Today is the independence day of a fantastic country I’ve been learning about recently: Lithuania. It all started when the Lithuanian ambassador to the United States, Žygimantas Pavilionis, followed me on Twitter. Now, I have no idea how he found me, some random American girl among millions (billions?) of Twitter accounts, but he did. Of course, I followed him back and have had great Lithuania-related tweets in my Twitter feed ever since.
It’s all because of the Lithuanian people I follow on Twitter that I know today, February 16, is Independence Day over there. I honestly don’t know much about Lithuania—even though I did my best to specialize in Eastern European history as an undergraduate, I missed out on learning much about any of the Baltic countries.
A quick internet search reveals this: Lithuania declared independence from the Soviet Union on March 11, 1990. I expected that they would celebrate independence on the day they broke away from the mess that was the Soviet Union, but apparently I was wrong. Independence is celebrated on the anniversary of the day the country broke away from the Russian Empire. (Actually, it was more complicated than that: Germany was involved in this too, since by the time Lithuania declared independence, the Bolsheviks were taking over in Russia and wreaking general havoc. But that’s beside the point.)

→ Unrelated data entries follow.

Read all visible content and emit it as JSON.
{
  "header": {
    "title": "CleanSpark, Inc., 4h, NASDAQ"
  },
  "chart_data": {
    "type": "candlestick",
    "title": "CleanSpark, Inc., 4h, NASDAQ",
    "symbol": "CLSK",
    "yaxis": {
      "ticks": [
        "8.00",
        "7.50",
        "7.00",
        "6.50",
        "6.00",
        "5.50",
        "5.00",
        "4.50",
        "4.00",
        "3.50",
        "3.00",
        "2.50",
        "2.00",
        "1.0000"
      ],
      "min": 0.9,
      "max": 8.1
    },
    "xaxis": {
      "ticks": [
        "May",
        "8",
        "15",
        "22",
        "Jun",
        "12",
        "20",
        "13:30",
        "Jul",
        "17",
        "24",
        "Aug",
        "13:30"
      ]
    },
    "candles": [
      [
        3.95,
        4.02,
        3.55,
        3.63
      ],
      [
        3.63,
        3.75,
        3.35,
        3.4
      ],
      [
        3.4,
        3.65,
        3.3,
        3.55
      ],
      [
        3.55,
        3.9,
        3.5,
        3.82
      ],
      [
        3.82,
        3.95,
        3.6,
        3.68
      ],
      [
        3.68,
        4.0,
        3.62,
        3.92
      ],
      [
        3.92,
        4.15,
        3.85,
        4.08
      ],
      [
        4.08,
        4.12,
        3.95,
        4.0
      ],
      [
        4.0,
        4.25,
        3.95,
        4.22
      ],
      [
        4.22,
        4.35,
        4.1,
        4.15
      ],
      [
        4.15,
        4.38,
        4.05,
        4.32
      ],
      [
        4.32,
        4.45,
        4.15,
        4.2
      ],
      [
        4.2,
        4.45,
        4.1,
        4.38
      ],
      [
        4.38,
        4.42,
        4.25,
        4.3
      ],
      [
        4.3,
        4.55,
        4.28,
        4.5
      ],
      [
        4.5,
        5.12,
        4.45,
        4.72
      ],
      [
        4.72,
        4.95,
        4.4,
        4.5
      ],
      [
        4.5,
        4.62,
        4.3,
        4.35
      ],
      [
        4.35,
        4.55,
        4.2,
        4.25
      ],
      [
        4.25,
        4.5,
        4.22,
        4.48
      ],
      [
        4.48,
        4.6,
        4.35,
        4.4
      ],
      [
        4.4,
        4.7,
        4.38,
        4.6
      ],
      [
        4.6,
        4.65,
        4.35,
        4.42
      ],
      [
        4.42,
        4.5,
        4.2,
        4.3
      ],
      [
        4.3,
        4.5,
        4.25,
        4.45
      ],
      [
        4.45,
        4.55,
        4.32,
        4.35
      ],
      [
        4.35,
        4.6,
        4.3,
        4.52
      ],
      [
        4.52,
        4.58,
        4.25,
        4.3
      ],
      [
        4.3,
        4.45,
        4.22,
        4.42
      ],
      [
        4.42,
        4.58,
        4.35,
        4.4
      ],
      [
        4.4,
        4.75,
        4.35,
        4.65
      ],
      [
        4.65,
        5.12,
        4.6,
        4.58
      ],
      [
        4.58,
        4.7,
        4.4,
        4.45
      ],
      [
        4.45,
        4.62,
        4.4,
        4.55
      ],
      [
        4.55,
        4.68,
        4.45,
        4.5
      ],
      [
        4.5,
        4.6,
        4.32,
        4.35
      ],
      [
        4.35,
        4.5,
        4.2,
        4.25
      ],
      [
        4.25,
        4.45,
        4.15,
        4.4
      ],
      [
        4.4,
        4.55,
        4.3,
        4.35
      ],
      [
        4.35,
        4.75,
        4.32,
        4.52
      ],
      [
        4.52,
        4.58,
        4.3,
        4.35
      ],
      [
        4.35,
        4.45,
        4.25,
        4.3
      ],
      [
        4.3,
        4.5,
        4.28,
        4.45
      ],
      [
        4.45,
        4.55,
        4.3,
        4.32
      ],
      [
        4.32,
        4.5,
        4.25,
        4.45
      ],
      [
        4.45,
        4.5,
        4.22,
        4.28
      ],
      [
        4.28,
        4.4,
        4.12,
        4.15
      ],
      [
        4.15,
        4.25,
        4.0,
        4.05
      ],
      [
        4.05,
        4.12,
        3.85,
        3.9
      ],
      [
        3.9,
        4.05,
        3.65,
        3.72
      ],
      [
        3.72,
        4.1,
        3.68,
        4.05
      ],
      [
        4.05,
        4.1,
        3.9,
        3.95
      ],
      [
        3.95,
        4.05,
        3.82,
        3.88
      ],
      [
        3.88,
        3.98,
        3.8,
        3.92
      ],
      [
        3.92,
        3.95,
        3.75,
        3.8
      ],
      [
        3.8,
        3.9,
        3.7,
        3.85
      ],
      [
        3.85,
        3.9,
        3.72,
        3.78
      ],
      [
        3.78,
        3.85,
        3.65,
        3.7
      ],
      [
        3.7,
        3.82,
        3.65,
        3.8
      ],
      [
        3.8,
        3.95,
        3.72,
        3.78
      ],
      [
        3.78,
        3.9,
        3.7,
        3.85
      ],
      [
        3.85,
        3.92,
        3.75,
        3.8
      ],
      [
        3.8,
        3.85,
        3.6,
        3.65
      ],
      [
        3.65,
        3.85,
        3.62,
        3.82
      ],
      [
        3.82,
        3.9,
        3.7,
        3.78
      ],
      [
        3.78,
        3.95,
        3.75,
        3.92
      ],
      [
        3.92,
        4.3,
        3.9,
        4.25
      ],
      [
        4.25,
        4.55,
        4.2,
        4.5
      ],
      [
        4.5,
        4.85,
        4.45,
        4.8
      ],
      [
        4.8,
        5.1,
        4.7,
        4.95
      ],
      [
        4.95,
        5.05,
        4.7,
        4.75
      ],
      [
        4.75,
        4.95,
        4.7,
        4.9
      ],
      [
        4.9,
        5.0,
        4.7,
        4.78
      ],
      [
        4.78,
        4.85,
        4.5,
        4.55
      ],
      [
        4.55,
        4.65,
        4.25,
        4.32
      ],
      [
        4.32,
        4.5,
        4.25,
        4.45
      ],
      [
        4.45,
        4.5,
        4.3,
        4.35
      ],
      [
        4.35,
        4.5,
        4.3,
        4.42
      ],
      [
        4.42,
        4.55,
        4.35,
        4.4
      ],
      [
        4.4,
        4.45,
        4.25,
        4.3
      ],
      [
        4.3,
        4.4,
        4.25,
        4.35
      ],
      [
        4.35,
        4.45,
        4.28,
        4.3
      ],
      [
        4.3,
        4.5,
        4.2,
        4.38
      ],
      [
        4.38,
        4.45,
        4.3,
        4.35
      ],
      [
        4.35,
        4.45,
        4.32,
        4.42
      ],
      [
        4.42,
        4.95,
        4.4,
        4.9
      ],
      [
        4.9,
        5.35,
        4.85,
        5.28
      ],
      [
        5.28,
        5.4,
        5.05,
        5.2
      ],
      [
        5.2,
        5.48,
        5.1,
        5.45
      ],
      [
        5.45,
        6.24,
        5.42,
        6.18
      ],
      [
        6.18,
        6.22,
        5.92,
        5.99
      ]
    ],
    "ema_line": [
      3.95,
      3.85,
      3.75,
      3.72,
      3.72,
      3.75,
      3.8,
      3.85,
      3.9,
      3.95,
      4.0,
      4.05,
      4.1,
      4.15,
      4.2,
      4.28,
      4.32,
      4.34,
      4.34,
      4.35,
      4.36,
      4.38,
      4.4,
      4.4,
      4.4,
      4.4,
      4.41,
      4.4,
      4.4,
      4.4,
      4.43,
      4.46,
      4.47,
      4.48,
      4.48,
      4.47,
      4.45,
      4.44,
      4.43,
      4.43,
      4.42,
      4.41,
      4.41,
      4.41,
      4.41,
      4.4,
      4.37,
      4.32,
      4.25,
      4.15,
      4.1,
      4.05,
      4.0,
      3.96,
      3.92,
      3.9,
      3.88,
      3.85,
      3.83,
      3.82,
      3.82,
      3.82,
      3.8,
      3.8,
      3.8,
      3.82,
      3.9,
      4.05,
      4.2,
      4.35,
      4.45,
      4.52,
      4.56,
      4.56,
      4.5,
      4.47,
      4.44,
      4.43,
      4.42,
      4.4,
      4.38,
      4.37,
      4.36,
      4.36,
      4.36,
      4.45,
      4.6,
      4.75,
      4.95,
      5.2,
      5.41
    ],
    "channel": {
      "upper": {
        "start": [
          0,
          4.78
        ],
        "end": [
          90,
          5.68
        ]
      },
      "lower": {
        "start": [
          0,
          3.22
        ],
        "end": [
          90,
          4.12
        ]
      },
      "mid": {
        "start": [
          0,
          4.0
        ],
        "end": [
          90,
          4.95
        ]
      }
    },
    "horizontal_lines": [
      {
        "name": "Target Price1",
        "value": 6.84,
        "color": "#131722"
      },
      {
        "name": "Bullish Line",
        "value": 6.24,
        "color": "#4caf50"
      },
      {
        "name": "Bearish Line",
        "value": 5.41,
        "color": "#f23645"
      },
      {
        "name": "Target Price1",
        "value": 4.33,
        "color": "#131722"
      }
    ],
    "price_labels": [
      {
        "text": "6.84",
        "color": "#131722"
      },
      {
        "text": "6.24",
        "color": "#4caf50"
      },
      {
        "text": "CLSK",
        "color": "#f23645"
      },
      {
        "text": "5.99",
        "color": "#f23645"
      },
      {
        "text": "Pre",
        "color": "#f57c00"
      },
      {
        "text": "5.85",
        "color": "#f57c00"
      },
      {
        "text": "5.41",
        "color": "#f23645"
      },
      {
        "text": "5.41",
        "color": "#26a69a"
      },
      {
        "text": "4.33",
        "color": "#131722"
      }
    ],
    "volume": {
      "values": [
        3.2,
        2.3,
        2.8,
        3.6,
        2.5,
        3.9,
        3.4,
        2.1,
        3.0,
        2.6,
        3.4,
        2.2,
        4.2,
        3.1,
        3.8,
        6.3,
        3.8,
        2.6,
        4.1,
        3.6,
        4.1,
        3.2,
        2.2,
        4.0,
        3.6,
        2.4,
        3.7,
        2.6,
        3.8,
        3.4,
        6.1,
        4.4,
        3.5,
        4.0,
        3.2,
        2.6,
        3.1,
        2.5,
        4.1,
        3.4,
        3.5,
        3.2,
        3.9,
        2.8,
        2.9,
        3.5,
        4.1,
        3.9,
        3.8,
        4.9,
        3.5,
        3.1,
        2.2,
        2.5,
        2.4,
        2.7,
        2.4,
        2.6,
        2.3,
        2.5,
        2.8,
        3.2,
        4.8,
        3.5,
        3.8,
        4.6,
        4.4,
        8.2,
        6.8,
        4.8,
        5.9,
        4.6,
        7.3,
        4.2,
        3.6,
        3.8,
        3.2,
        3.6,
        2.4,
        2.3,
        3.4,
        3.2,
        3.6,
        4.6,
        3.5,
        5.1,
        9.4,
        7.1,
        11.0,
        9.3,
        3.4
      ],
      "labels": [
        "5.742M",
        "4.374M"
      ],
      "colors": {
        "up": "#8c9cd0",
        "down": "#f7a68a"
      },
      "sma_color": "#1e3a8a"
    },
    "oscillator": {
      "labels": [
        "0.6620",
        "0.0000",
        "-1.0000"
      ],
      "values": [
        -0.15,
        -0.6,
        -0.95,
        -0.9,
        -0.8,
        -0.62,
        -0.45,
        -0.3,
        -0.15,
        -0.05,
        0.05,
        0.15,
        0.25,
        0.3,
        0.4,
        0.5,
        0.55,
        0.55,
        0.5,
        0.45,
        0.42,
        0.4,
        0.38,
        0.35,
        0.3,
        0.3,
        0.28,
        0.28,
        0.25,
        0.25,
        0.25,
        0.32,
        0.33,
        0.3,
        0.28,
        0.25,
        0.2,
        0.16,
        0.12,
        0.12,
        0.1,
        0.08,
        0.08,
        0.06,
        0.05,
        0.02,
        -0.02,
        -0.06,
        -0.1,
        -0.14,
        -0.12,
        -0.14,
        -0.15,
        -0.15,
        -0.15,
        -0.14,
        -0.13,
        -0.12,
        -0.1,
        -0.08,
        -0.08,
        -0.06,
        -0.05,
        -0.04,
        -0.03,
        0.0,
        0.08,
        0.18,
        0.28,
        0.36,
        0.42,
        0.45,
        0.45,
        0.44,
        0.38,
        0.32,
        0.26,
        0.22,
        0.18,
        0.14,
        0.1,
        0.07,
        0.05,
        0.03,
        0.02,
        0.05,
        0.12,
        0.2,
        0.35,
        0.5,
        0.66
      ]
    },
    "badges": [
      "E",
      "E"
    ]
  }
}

Many people, at least those who were alive during the Cold War, are probably vaguely aware that Lithuania was once a part of the Soviet Union, under Communist control. People were forced to speak Russian—I haven’t met that many people from Lithuania, but all the ones I have met have spoken very good Russian. What people forget is that Lithuania was also a part of the Russian Empire. I’m very impressed (and happy, of course) that they managed to keep their language alive. I’m not an expert on language policies in the Baltic states, but from what little I know on the subject of language policies in the Russian Empire and the Soviet Union is that the powers that be weren’t often accommodating towards minority languages. I’m pretty sure Ukrainian and Belarusian were outright banned at various points in history (one could argue that Belarusian has never really recovered from this), and I wouldn’t be surprised if Lithuanian was banned, too. It’s great the language has managed to survive, as there’s nothing sadder than a language going extinct, in my opinion.
I definitely need to read more about Lithuania, so if anyone has any suggestions for books, please me know. And, of course, this post wouldn’t be complete without wishing this fabulous country a happy independence day—in multiple languages.
Happy Independence Day, Lithuania! Su gimtadieniu, Lietuva! С днем независимости, Литва!